Abstract

A study has been made of 325 cases of genital tuberculosis in women. A history of previous extragenital tuberculosis was obtained in 177 of these, and 77 further patients showed radiological or bacteriological evidence of such conditions. Of 294 married patients, only 38 gave a history of previous pregnancy.The principal complaints were infertility in 142 cases, abdominal pain in 76 cases, uterine bleeding in 48 cases, amenorrhea in 26 cases, and vaginal discharge in 19 cases. Of the 325 cases in the series, the endometrium was involved in 318, the Fallopian tubes only in 5, and the cervix only in 2.Diagnosis was based initially on the histological findings, but bacteriological confirmation was usually sought and has so far been obtained in 198 cases.
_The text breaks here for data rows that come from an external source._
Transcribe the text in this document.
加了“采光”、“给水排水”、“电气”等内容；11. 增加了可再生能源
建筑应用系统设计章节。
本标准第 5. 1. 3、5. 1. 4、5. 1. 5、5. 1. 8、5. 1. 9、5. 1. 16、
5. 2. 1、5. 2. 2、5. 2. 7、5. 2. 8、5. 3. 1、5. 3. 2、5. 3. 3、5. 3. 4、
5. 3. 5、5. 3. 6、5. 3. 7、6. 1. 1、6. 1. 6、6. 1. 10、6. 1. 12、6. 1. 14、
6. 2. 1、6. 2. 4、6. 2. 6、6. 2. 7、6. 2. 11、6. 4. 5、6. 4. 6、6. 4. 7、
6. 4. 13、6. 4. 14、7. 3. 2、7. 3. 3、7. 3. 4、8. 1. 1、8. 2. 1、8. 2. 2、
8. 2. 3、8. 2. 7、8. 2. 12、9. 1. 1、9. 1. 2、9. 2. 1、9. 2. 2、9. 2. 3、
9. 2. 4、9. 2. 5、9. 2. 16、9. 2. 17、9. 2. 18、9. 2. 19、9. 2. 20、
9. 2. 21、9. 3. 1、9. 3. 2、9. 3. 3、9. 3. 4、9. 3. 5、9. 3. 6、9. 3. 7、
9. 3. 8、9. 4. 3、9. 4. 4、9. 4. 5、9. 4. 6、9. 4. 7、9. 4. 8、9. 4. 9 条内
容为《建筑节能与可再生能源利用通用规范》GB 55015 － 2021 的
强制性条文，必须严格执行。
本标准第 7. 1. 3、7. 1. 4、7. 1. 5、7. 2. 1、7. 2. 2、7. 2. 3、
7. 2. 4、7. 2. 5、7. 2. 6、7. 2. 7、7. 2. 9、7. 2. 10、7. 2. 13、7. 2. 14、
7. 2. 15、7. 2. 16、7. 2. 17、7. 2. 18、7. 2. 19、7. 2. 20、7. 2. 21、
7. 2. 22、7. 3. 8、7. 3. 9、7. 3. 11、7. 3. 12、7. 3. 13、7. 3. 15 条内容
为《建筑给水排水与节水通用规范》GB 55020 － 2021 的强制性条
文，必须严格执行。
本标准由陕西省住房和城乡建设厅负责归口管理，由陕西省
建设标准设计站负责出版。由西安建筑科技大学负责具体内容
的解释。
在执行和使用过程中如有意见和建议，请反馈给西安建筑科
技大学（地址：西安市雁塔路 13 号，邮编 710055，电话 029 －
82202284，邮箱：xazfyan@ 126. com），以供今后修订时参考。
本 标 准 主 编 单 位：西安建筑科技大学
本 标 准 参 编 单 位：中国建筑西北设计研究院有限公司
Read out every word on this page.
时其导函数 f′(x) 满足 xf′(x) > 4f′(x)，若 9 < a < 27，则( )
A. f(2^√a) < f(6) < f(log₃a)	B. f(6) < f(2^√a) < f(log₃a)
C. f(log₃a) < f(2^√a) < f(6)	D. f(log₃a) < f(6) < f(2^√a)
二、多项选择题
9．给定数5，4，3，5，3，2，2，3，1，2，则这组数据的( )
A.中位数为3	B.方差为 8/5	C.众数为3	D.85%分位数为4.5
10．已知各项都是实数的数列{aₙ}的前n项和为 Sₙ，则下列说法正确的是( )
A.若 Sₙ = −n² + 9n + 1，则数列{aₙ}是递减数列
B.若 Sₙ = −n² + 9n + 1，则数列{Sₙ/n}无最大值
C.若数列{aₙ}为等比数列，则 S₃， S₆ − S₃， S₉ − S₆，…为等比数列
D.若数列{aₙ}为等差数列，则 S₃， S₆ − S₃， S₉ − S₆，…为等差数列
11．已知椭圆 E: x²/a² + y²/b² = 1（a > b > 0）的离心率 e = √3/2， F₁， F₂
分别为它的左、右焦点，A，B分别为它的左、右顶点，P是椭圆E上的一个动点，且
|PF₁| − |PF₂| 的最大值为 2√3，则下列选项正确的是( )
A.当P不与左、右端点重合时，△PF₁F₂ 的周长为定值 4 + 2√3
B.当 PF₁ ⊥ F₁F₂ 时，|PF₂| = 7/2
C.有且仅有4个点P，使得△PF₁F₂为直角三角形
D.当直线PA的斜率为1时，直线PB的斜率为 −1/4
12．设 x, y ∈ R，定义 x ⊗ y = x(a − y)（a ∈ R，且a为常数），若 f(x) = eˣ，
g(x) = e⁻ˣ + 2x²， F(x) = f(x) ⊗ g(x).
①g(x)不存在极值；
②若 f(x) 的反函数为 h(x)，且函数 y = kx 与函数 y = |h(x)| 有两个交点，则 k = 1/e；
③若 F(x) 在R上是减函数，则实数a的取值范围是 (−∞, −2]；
The organism has so far been typed in 147 cases, all of these being of the human type.Thirty-eight control patients with endometrial infection were observed for one year without treatment. In 79 per cent the infection persisted or recurred or treatment was required during the control year because of clinical deterioration.One hundred sixty-five patients with endometrial tuberculosis were treated with streptomycin and PAS, and 67 per cent remained negative after an average follow-up period of 31 months. An additional 70 patients with endometrial involvement were treated with streptomycin and isoniazid, and 84 per cent remained negative after an average follow-up period of 25 months. PAS and isoniazid were used in 50 other patients with involvement of the endometrium. Of 29 who were followed for an average period of 16 months, all have so far remained negative. Toxic drug reactions sufficient to necessitate cessation of treatment before the end of the course developed in 39 cases (13 per cent).Surgery was employed in 18 patients, all of whom had at least one course of drug therapy previously. Apart from patients complaining primarily of infertility, the symptomatic results after drug treatment were generally satisfactory.